Amazon Linux vs. Ubuntu for Amazon EC2

Solution 1:

Amazon Linux is a rolling distro, like Fedora, or Debian Testing (sort of). In my view it is not suitable for any production product whatsoever. I'm surprised more people do not realize this. This means if you launched your Amazon Linux instance, say, 450 days ago and do an update today, you will be pulling updates from an entirely different release. Once a new release is made, you have no buffer time, you immediately start pulling updates from the new release. As you can imagine, this may pull in a cascade of dependencies, and has a tendency to break things. For this reason it is inherently unmanageable. You cannot work something like this into an update policy without it being an absolute mess. Do not use Amazon Linux for anything serious.

Ubuntu LTS is a fine choice, as is Debian Stable or CentOS. All of those give you many years of updates to the same release.

Amazon Linux also has no bug tracking system, users must post questions in the AWS Developer Forums to file a bug against a package! There is no way to search for bugs, either. This should be a showstopping issue for almost everyone.

Amazon Linux makes it very difficult to retrieve source packages, needlessly.

Solution 2:

Since this question was written, Amazon completely revamped for Amazon Linux AMI 2011.09, with all the bootstrapping for CloudFormation as well as Amazon tools.

Also, it includes Nginx and PHP-FPM in the yum repos if you're looking for fast and light.

Keep up with the latest releases here: http://aws.amazon.com/amazon-linux-ami/latest-release-notes/

Also keep an eye on security updates: http://aws.amazon.com/amazon-linux-ami/security-bulletins/

You'll usually have less to worry about, as the base AMI is a bare bones server with just the tools needed to bootstrap the services you actually need.


Solution 3:

I was in a similar situation; fully managed dedicated server, LAMP, CentOS. Then we decided to move to EC2. Also, I had very little systems or linux administration experience. I have almost zero experience with Ubuntu, so I really cannot speak to which is the so-called better OS.

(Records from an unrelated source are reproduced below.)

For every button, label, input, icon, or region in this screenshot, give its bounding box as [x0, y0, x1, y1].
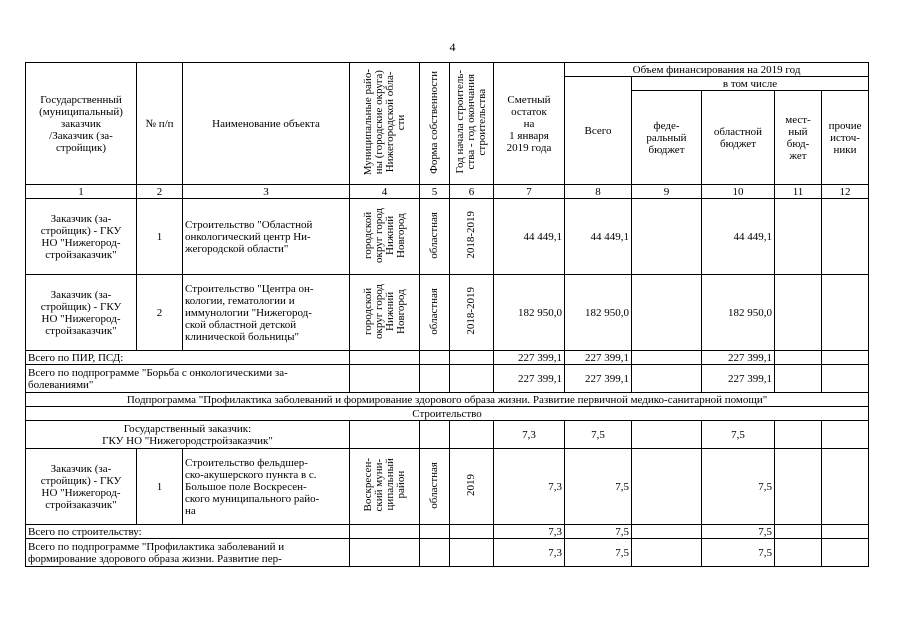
local-cell — [775, 199, 822, 275]
district-cell: городской округ город Нижний Новгород — [350, 275, 420, 351]
regional-cell: 7,5 — [702, 449, 775, 525]
total-label: Всего по строительству: — [26, 525, 350, 539]
total-subprogram-row — [26, 365, 869, 393]
page-number: 4 — [449, 40, 456, 54]
regional-cell: 7,5 — [702, 539, 775, 567]
column-number: 5 — [420, 185, 450, 199]
object-name: Строительство "Центра он- кологии, гематологии и иммунологии "Нижегород- ской областной детской клинической больницы" — [183, 275, 350, 351]
total-cell: 7,5 — [565, 539, 632, 567]
years-cell: 2018-2019 — [450, 199, 494, 275]
header-local: мест- ный бюд- жет — [775, 91, 822, 185]
subprogram-title-row — [26, 393, 869, 407]
header-estimated-remainder: Сметный остаток на 1 января 2019 года — [494, 63, 565, 185]
total-cell: 7,5 — [565, 421, 632, 449]
header-customer: Государственный (муниципальный) заказчик /Заказчик (за- стройщик) — [26, 63, 137, 185]
column-number: 3 — [183, 185, 350, 199]
ownership-cell: областная — [420, 449, 450, 525]
column-number: 11 — [775, 185, 822, 199]
object-name: Строительство фельдшер- ско-акушерского пункта в с. Большое поле Воскресен- ского муниципального райо- на — [183, 449, 350, 525]
regional-cell: 7,5 — [702, 421, 775, 449]
district-cell: городской округ город Нижний Новгород — [350, 199, 420, 275]
table-row — [26, 199, 869, 275]
column-number: 7 — [494, 185, 565, 199]
other-cell — [822, 449, 869, 525]
ownership-cell: областная — [420, 275, 450, 351]
remainder-cell: 7,3 — [494, 421, 565, 449]
ownership-cell: областная — [420, 199, 450, 275]
remainder-cell: 44 449,1 — [494, 199, 565, 275]
regional-cell: 44 449,1 — [702, 199, 775, 275]
column-number: 9 — [632, 185, 702, 199]
section-title-row — [26, 407, 869, 421]
customer-cell: Заказчик (за- стройщик) - ГКУ НО "Нижегород- стройзаказчик" — [26, 199, 137, 275]
column-number: 6 — [450, 185, 494, 199]
column-number: 2 — [137, 185, 183, 199]
header-district: Муниципальные райо- ны (городские округа) Нижегородской обла- сти — [350, 63, 420, 185]
total-subprogram-row — [26, 539, 869, 567]
subprogram-title: Подпрограмма "Профилактика заболеваний и формирование здорового образа жизни. Развитие первичной медико-санитарной помощи" — [26, 393, 869, 407]
object-name: Строительство "Областной онкологический центр Ни- жегородской области" — [183, 199, 350, 275]
column-number: 10 — [702, 185, 775, 199]
regional-cell: 182 950,0 — [702, 275, 775, 351]
header-ownership: Форма собственности — [420, 63, 450, 185]
header-other: прочие источ- ники — [822, 91, 869, 185]
local-cell — [775, 449, 822, 525]
remainder-cell: 227 399,1 — [494, 351, 565, 365]
total-label: Всего по подпрограмме "Профилактика заболеваний и формирование здорового образа жизни. Развитие пер- — [26, 539, 350, 567]
column-number: 1 — [26, 185, 137, 199]
row-number: 2 — [137, 275, 183, 351]
total-construction-row — [26, 525, 869, 539]
regional-cell: 227 399,1 — [702, 365, 775, 393]
total-label: Всего по ПИР, ПСД: — [26, 351, 350, 365]
table-row — [26, 449, 869, 525]
district-cell: Воскресен- ский муни- ципальный район — [350, 449, 420, 525]
years-cell: 2019 — [450, 449, 494, 525]
row-number: 1 — [137, 199, 183, 275]
header-including: в том числе — [632, 77, 869, 91]
gov-customer-row — [26, 421, 869, 449]
remainder-cell: 182 950,0 — [494, 275, 565, 351]
column-number: 12 — [822, 185, 869, 199]
column-numbers-row — [26, 185, 869, 199]
column-number: 8 — [565, 185, 632, 199]
total-label: Всего по подпрограмме "Борьба с онкологическими за- болеваниями" — [26, 365, 350, 393]
remainder-cell: 7,3 — [494, 449, 565, 525]
total-cell: 7,5 — [565, 525, 632, 539]
remainder-cell: 227 399,1 — [494, 365, 565, 393]
column-number: 4 — [350, 185, 420, 199]
remainder-cell: 7,3 — [494, 525, 565, 539]
federal-cell — [632, 199, 702, 275]
regional-cell: 7,5 — [702, 525, 775, 539]
customer-cell: Заказчик (за- стройщик) - ГКУ НО "Нижегород- стройзаказчик" — [26, 275, 137, 351]
row-number: 1 — [137, 449, 183, 525]
regional-cell: 227 399,1 — [702, 351, 775, 365]
total-cell: 44 449,1 — [565, 199, 632, 275]
gov-customer-label: Государственный заказчик: ГКУ НО "Нижегородстройзаказчик" — [26, 421, 350, 449]
header-federal: феде- ральный бюджет — [632, 91, 702, 185]
total-pir-row — [26, 351, 869, 365]
table-row — [26, 275, 869, 351]
header-regional: областной бюджет — [702, 91, 775, 185]
other-cell — [822, 199, 869, 275]
federal-cell — [632, 449, 702, 525]
total-cell: 182 950,0 — [565, 275, 632, 351]
total-cell: 7,5 — [565, 449, 632, 525]
local-cell — [775, 275, 822, 351]
total-cell: 227 399,1 — [565, 351, 632, 365]
header-total: Всего — [565, 77, 632, 185]
financing-table — [25, 62, 869, 567]
years-cell: 2018-2019 — [450, 275, 494, 351]
header-financing: Объем финансирования на 2019 год — [565, 63, 869, 77]
remainder-cell: 7,3 — [494, 539, 565, 567]
section-title: Строительство — [26, 407, 869, 421]
header-object-name: Наименование объекта — [183, 63, 350, 185]
customer-cell: Заказчик (за- стройщик) - ГКУ НО "Нижегород- стройзаказчик" — [26, 449, 137, 525]
other-cell — [822, 275, 869, 351]
total-cell: 227 399,1 — [565, 365, 632, 393]
header-number: № п/п — [137, 63, 183, 185]
federal-cell — [632, 275, 702, 351]
header-years: Год начала строитель- ства - год окончания строительства — [450, 63, 494, 185]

I tried a bunch of pre-built AMI's with minimal OS installs from Rightscale, Alestic, Scalr and Amazon. I ended up building all my own AMI's on top of Amazon Linux, first using version 2010.11.01, now I've migrated all my custom AMI's to Amazon Linux version 2011.03.01.

The decision to go with an Amazon Linux AMI vs the other AMI providers was not an easy one. I played around with and tested different setups for close to a month before I made my final decision. In the end, since I wanted to use CentOS, it basically boiled down to one thing. I figured who better to know what hardware related dependencies needed to be included in the OS than the people who designed, built and maintain EC2. Nothing against Rightscale, Scalr or Alestic.

Six months later, even though I hit a few bumps in the road, Amazon's Linux has been quite stable. Though, I did decide to compile some of the software we use from the source (ie. php 5.3, MySQL 5.5, etc) because I ran into trouble with the pre-built packages Amazon maintained in their package repository.


Solution 4:

If you already have some familiarity with RHEL/CentOS, I'd stick with that. There is no "best" distro for a web app server. It comes down to what tools and conventions you are most familiar with.


Solution 5:

Although Ubuntu does better on these benchmarks, the tests themselves contribute towards Ubuntu winning, and the differences don’t seem to be big anyway.

I recently chose Amazon Linux largely because of automatic updates, and also because of the Ubuntu AMI bug reported by Steven and Ethan in the Quora version of this question.